E poi c’è Giudizio, di professione sellaio, che a parte il difetto di farfugliare e di essere un omino piccolo e buffo, è assolutamente normale e vive in perfetto accordo con tutti; ma quando vede un film di guerra si trasforma e parte all’attacco, in trincea. Ormai in paese lo sanno, e si divertono con lui quando capita, giocando come bambini.
E la Bella Straniera fascinosa, che arriva in paese in una notte di nebbia, con il Ricco Accompagnatore, e chiede champagne; ma champagne non ce n’è, peccato. Va via subito, il tempo per uno sguardo languido del Bel Tenebroso con la Sciarpa, e per una mimica eloquente di Giudizio, che fa ridere tutto il bar.

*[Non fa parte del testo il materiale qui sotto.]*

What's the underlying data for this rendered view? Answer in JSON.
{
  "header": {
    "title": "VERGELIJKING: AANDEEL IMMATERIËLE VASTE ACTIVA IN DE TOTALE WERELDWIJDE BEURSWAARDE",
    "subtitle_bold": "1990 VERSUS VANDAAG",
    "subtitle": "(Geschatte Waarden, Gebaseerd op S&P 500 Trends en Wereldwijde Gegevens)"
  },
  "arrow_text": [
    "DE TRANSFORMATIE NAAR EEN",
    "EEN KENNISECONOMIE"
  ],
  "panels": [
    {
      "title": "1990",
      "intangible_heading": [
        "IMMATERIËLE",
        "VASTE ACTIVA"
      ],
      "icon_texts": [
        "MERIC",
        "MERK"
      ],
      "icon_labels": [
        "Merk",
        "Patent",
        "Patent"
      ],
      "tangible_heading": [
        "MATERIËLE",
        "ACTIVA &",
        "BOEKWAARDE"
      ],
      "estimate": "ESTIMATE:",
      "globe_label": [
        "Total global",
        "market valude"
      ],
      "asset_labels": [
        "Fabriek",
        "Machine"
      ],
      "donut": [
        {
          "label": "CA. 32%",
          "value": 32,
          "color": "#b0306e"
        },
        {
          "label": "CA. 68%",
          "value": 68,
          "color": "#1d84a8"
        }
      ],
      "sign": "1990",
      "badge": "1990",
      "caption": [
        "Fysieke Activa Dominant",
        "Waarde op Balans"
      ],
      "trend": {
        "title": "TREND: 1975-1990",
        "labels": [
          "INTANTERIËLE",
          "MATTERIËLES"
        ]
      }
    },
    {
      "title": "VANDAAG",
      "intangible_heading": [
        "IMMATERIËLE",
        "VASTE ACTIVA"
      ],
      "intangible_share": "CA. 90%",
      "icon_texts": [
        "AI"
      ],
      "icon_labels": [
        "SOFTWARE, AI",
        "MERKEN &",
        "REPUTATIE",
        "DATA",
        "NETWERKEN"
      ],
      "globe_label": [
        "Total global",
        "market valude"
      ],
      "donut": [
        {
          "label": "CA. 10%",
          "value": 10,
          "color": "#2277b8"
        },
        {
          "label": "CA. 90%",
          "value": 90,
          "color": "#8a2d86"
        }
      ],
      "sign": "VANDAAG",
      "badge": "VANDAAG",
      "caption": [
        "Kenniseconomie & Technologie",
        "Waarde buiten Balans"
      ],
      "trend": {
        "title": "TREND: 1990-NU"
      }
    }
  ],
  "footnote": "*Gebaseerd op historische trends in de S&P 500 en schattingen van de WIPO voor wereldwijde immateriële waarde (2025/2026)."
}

Ma il tempo dei ricordi è finito, adesso comincia il lavoro Fellini: lo vediamo in ufficio con la sua troupe (si fa per dire: facciamo finta che sia una troupe vera), intento a raccogliere documenti prima di partire in cerca dei clowns e del loro mondo. C’è Alvaro Vitali, che è il fonico ed è accompagnato dalla mamma, che fa la sarta. La mamma (Lina Alberti) è un donnone enorme, Alvaro Vitali è piccolino: la classica coppia da vignetta comica cara a Fellini. C’è Gasparino l’attrezzista e macchinista che parla solo in romanesco; c’è l’operatore inglese Roy (un anticipo di Mr. Bean, ma molto più quieto); e c’è la segretaria e dattilografa Maya, bella e bionda, volonterosa e imbranata – ma sempre in minigonna e stivaloni.
2 commenti:
Nonostante avessi letto questi tuoi post su "I clowns", caro Giuliano, ben scritti & descritti, la visione del film non è riuscita ad appassionarmi. In particolare, ho trovato molto noiose le interviste ai veri clowns, ormai invecchiati. La cosa che più mi ha interessato, tuttavia, è l'anticipazione di certe immagini che vedremo in "Amarcord". Però "I clowns" è un film che ho visto una volta sola... sicuramente merita un'altra chance. :)
Nelle preferenze personali c'è sempre molto di irrazionale. Di solito cerco di non essere esplicito (ci provo ma non ci riesco mai!), ho anche portato qui dei film che mi piacevano poco ma che mi hanno fatto pensare.
Sui Clowns faccio un'eccezione, specialmente per Fumagalli, alla fine, che mi commuove sempre. Ma sui film di Fellini ho cambiato opinione, da quando li vedevo appena usciti. Per esempio, non avevo mai sopportato "Roma" e invece adesso lo vedo e lo rivedo volentieri: e non so nemmeno io perché.
Ma il punto è proprio quello che hai toccato tu: questi clown sono vecchi, forse il circo è davvero morto. Lo dice anche Tristan Rémy nel film, se ben ricordi (ne parlo in uno dei prossimi post).